D'ailleurs, Keolis ne remet pas en cause le choix technologique qui a été fait. "C'est le choix de la Métropole mais c'est un bon choix. La ligne B, c'est le métro d'aujourd'hui et pour 40 ans. Opter pour une technologie ancienne n'aurait pas été le bon choix. On est dans la modernité qui n'a rien à voir avec la ligne A. C'est aussi un choix financier: les coûts d'exploitation sont moins importants, tout comme la consommation d'électricité", souligne Ronan Kerloc'h. Mais quand on interroge le dirigeant sur le calendrier, la réponse est encore nuancée.

"Une reprise d'ici trois mois, oui j'y crois pour l'instant mais on n'a pas une visibilité complète.

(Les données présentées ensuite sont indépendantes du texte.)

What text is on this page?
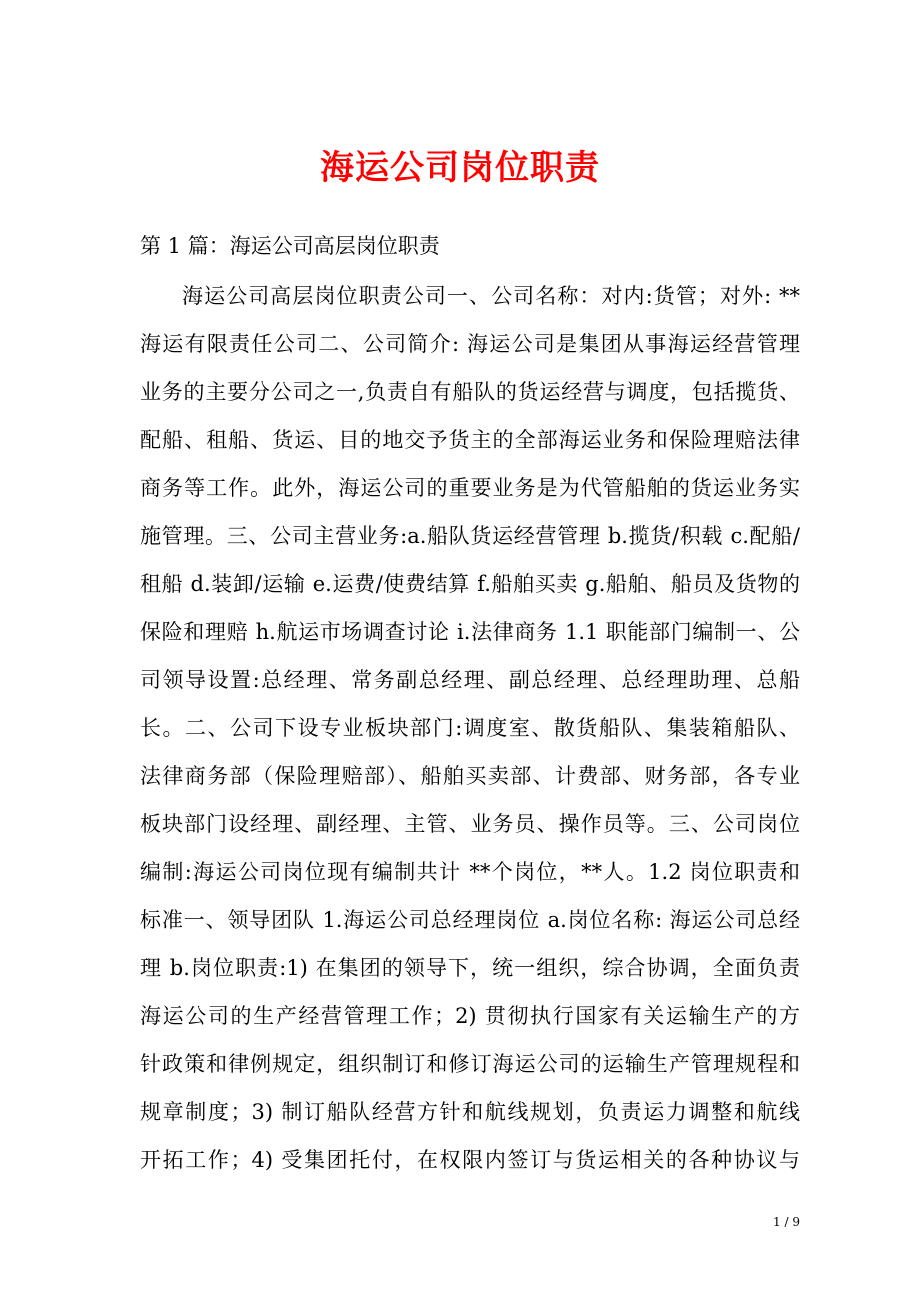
海运公司岗位职责
第 1 篇：海运公司高层岗位职责
海运公司高层岗位职责公司一、公司名称：对内:货管；对外: **
海运有限责任公司二、公司简介: 海运公司是集团从事海运经营管理
业务的主要分公司之一,负责自有船队的货运经营与调度，包括揽货、
配船、租船、货运、目的地交予货主的全部海运业务和保险理赔法律
商务等工作。此外，海运公司的重要业务是为代管船舶的货运业务实
施管理。三、公司主营业务:a.船队货运经营管理 b.揽货/积载 c.配船/
租船 d.装卸/运输 e.运费/使费结算 f.船舶买卖 g.船舶、船员及货物的
保险和理赔 h.航运市场调查讨论 i.法律商务 1.1 职能部门编制一、公
司领导设置:总经理、常务副总经理、副总经理、总经理助理、总船
长。二、公司下设专业板块部门:调度室、散货船队、集装箱船队、
法律商务部（保险理赔部）、船舶买卖部、计费部、财务部，各专业
板块部门设经理、副经理、主管、业务员、操作员等。三、公司岗位
编制:海运公司岗位现有编制共计 **个岗位，**人。1.2 岗位职责和
标准一、领导团队 1.海运公司总经理岗位 a.岗位名称: 海运公司总经
理 b.岗位职责:1) 在集团的领导下，统一组织，综合协调，全面负责
海运公司的生产经营管理工作；2) 贯彻执行国家有关运输生产的方
针政策和律例规定，组织制订和修订海运公司的运输生产管理规程和
规章制度；3) 制订船队经营方针和航线规划，负责运力调整和航线
开拓工作；4) 受集团托付，在权限内签订与货运相关的各种协议与
1 / 9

Le principal problème est que la pièce mécanique en cause n'est pas standard, il faudra les fabriquer et ensuite les monter puis réaliser des tests."

D'autant plus qu'un redémarrage progressif ou en mode dégradé n'est pas vraiment possible. "On va regarder ce scénario mais c'est très complexe car on a besoin de l'ensemble du parc en exploitation (25 rames). Et si on réduit le parcours de la ligne, on devra maintenir le bus relais", explique Ronan Kerloc'h.

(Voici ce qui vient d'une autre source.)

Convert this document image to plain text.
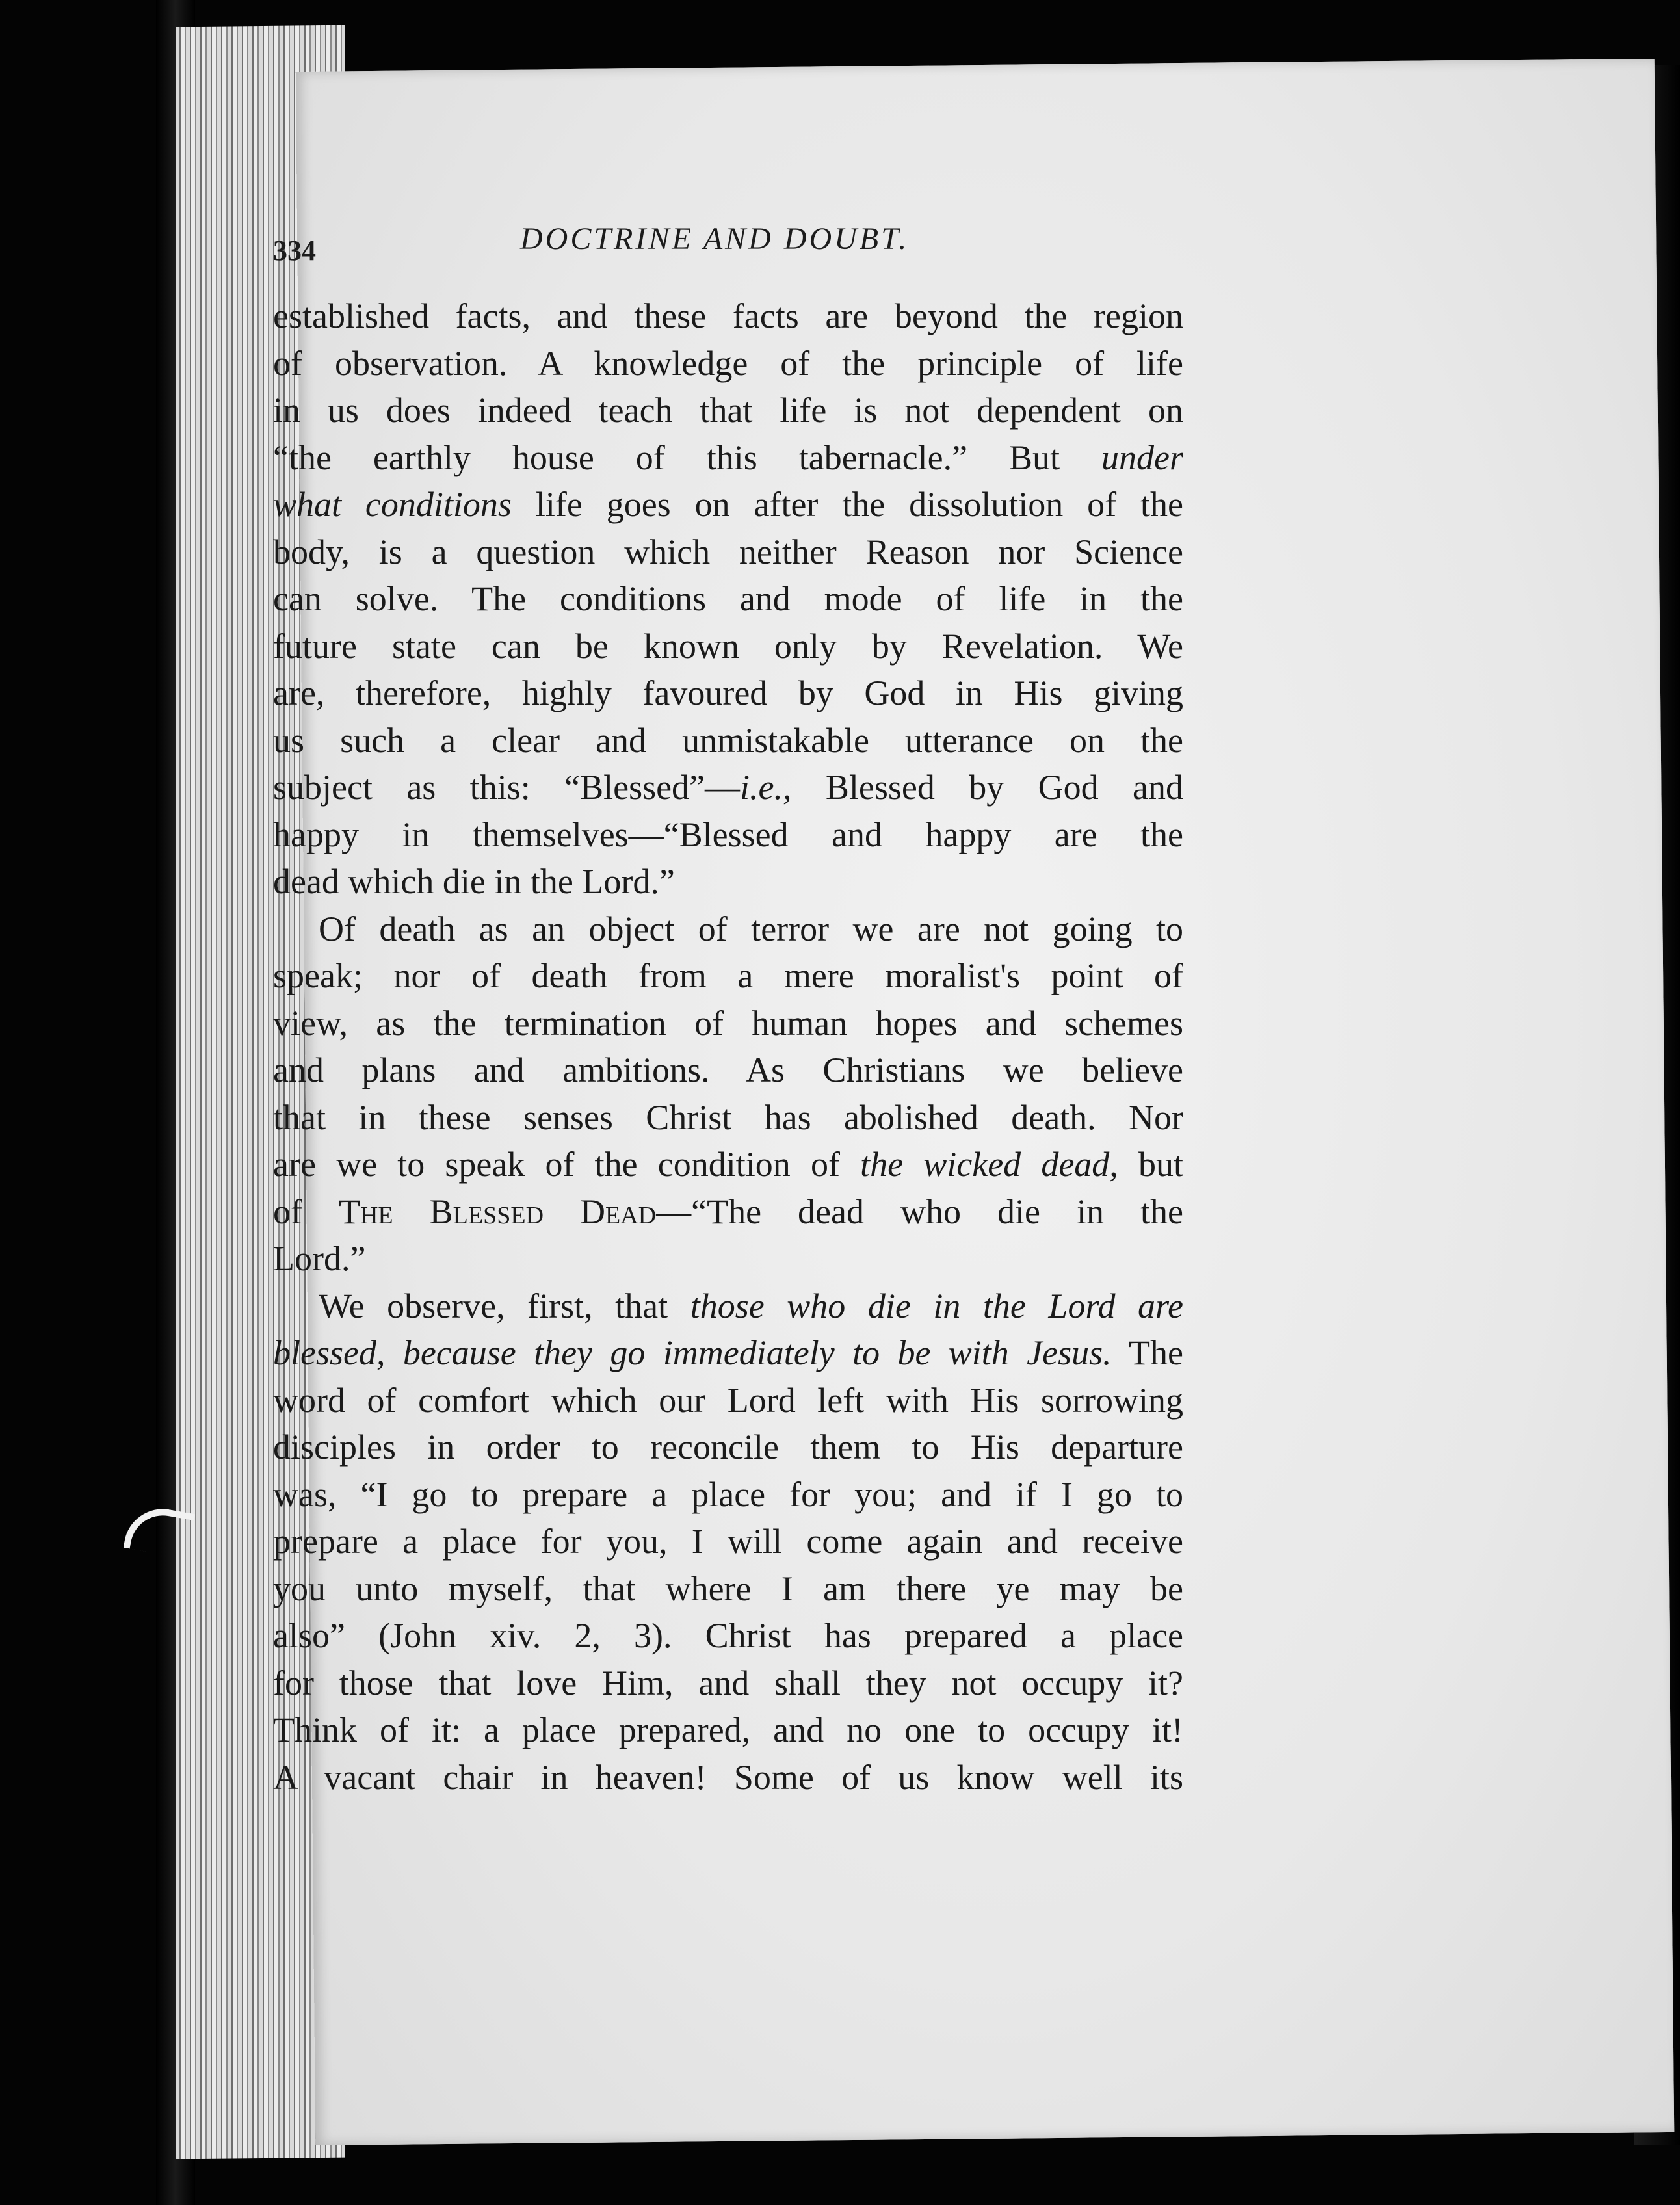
334	DOCTRINE AND DOUBT.
established facts, and these facts are beyond the region
of observation. A knowledge of the principle of life
in us does indeed teach that life is not dependent on
“the earthly house of this tabernacle.” But under
what conditions life goes on after the dissolution of the
body, is a question which neither Reason nor Science
can solve. The conditions and mode of life in the
future state can be known only by Revelation. We
are, therefore, highly favoured by God in His giving
us such a clear and unmistakable utterance on the
subject as this: “Blessed”—i.e., Blessed by God and
happy in themselves—“Blessed and happy are the
dead which die in the Lord.”
Of death as an object of terror we are not going to
speak; nor of death from a mere moralist's point of
view, as the termination of human hopes and schemes
and plans and ambitions. As Christians we believe
that in these senses Christ has abolished death. Nor
are we to speak of the condition of the wicked dead, but
of The Blessed Dead—“The dead who die in the
Lord.”
We observe, first, that those who die in the Lord are
blessed, because they go immediately to be with Jesus. The
word of comfort which our Lord left with His sorrowing
disciples in order to reconcile them to His departure
was, “I go to prepare a place for you; and if I go to
prepare a place for you, I will come again and receive
you unto myself, that where I am there ye may be
also” (John xiv. 2, 3). Christ has prepared a place
for those that love Him, and shall they not occupy it?
Think of it: a place prepared, and no one to occupy it!
A vacant chair in heaven! Some of us know well its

Des usagers à bout de nerfs

En attendant la résolution du problème, Keolis a du mettre en place des bus de remplacement. Mais ils ne parviennent pas à absorber le trafic observé sur la ligne B et suscitent la grogne des usagers, tout comme des conducteurs qui face à des conditions de travail dégradées s'étaient mis en grève une journée lors de la première panne.

L'exploitant a bien reçu le message. "On avance, le nouveau schéma directeur est en place, on va raccourcir la ligne relais afin de proposer plus de fréquence pour qu'elle soit plus efficace. On va redéployer des bus sur les extrémités de la ligne qui étaient desservies par le métro. Ça va prendre encore un peu de temps, notamment pour adapter les systèmes et l'information voyageur", indique Ronan Kerloc'h.

Et ce n'est pas la proposition de remboursement de 50% du prix des abonnements mise sur la table par l'exploitant Keolis qui va calmer les esprits. "Ce qui intéresse les usagers, ce n'est pas un remboursement, mais une ligne fiable", gronde auprès de l'AFP, Isabelle Le Roux-Meunier, présidente de l'association des usagers des transports Autiv.

Du côté des conducteurs, "oui il y a de la grogne mais beaucoup de solidarité également malgré la surcharge. On a signé un accord avec le syndicat majoritaire pour éviter une nouvelle grève et nous avons versé une prime de 150 euros", signale Ronan Kerloc'h. Autant de points qui alourdiront les facture pour Keolis.